Казалось, какое дело было Тарзану до этой омерзительной сцены, разыгрывающейся у него на глазах в чужом саду? Все женщины незнакомого города Кастра Сангвинариуса значили для него не больше, чем самки обезьяньих племен Акута или Таната, не больше, чем жены туземцев Вагого или супруга Нумы Сабор-львица.
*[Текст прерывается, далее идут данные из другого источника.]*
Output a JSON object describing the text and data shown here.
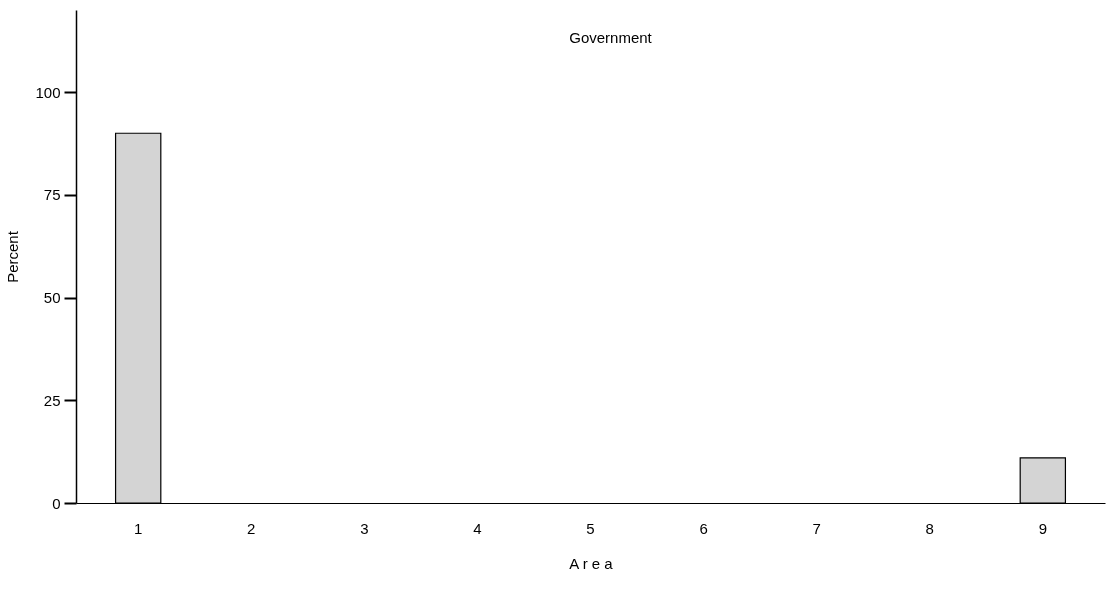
{
  "chart_data": {
    "type": "bar",
    "title": "Government",
    "xlabel": "A r e a",
    "ylabel": "Percent",
    "categories": [
      "1",
      "2",
      "3",
      "4",
      "5",
      "6",
      "7",
      "8",
      "9"
    ],
    "values": [
      90,
      0,
      0,
      0,
      0,
      0,
      0,
      0,
      11
    ],
    "color": "#d4d4d4",
    "ylim": [
      0,
      120
    ],
    "yticks": [
      0,
      25,
      50,
      75,
      100
    ],
    "grid": false
  }
}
Даже, если на то пошло, прекрасные дамы затерянного римского городка значили для него намного меньше, чем знакомые обитательницы родных джунглей.
Но Тарзан, воспитанник обезьяньего племени, часто действовал импульсивно, повинуясь симпатии и антипатии и очень развитому в нем эстетическому чувству.
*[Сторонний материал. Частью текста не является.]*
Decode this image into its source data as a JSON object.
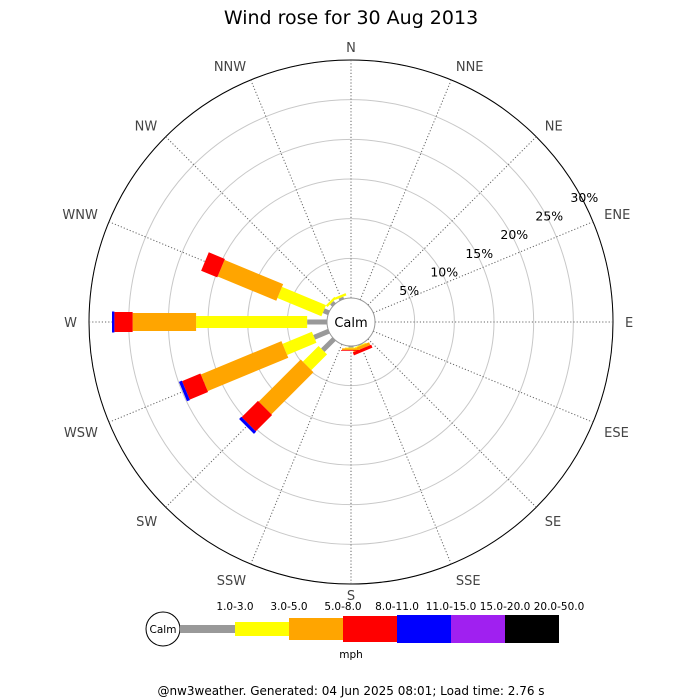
{
  "chart_data": {
    "type": "wind-rose",
    "title": "Wind rose for 30 Aug 2013",
    "center_label": "Calm",
    "directions": [
      "N",
      "NNE",
      "NE",
      "ENE",
      "E",
      "ESE",
      "SE",
      "SSE",
      "S",
      "SSW",
      "SW",
      "WSW",
      "W",
      "WNW",
      "NW",
      "NNW"
    ],
    "ring_labels": [
      "5%",
      "10%",
      "15%",
      "20%",
      "25%",
      "30%"
    ],
    "ring_values": [
      5,
      10,
      15,
      20,
      25,
      30
    ],
    "r_max": 30,
    "speed_bins": [
      {
        "label": "1.0-3.0",
        "color": "#999999"
      },
      {
        "label": "3.0-5.0",
        "color": "#ffff00"
      },
      {
        "label": "5.0-8.0",
        "color": "#ffa500"
      },
      {
        "label": "8.0-11.0",
        "color": "#ff0000"
      },
      {
        "label": "11.0-15.0",
        "color": "#0000ff"
      },
      {
        "label": "15.0-20.0",
        "color": "#a020f0"
      },
      {
        "label": "20.0-50.0",
        "color": "#000000"
      }
    ],
    "frequencies": {
      "SSE": [
        0.1,
        0.1,
        0.4,
        0.4,
        0,
        0,
        0
      ],
      "S": [
        0.2,
        0.1,
        0.2,
        0.1,
        0,
        0,
        0
      ],
      "SW": [
        2.0,
        2.8,
        7.5,
        2.9,
        0.4,
        0,
        0
      ],
      "WSW": [
        2.0,
        4.0,
        11.0,
        2.5,
        0.4,
        0,
        0
      ],
      "W": [
        2.5,
        14.0,
        8.0,
        2.3,
        0.3,
        0,
        0
      ],
      "WNW": [
        0.7,
        6.0,
        8.0,
        2.2,
        0,
        0,
        0
      ],
      "NW": [
        0.4,
        0.3,
        0,
        0,
        0,
        0,
        0
      ],
      "NNW": [
        0.3,
        0.3,
        0,
        0,
        0,
        0,
        0
      ]
    },
    "unit_label": "mph",
    "grid": true
  },
  "footer": "@nw3weather. Generated: 04 Jun 2025 08:01; Load time: 2.76 s"
}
Сцена была мерзкой, а к тому же, крысиная мордочка юнца очень не понравилась Тарзану. Девушка же, напротив, своим обаянием вызвала у человека-обезьяны глубокую симпатию.
Тем временем крысоподобный негодяй уложил почти лишившуюся чувств девушку на скамью и уже намеревался впиться своими мокрыми губами в ее губы, как звук за спиной заставил его прервать свое недостойное занятие и обернуться. Он с ужасом увидел перед собой мускулистую бронзовую фигуру полуобнаженного гиганта.
Стальные глаза неподвижным взором уставились в его пуговичные черные глазки, а мощная рука свинцовой тяжестью опустилась на хилое плечо. Юнец почувствовал, как неодолимая сила отрывает его от распростертого на скамье столь вожделенного тела девушки — и вот он уже летит по воздуху и с шумом обрушивается на клумбу с цветами.
Ничуть не ушибшись, угодив на мягкую землю, юноша быстро пришел в себя и с радостью заметил, что склонившийся над ним незнакомец безоружен. Он тут же выхватил из ножен висевший у него на боку меч.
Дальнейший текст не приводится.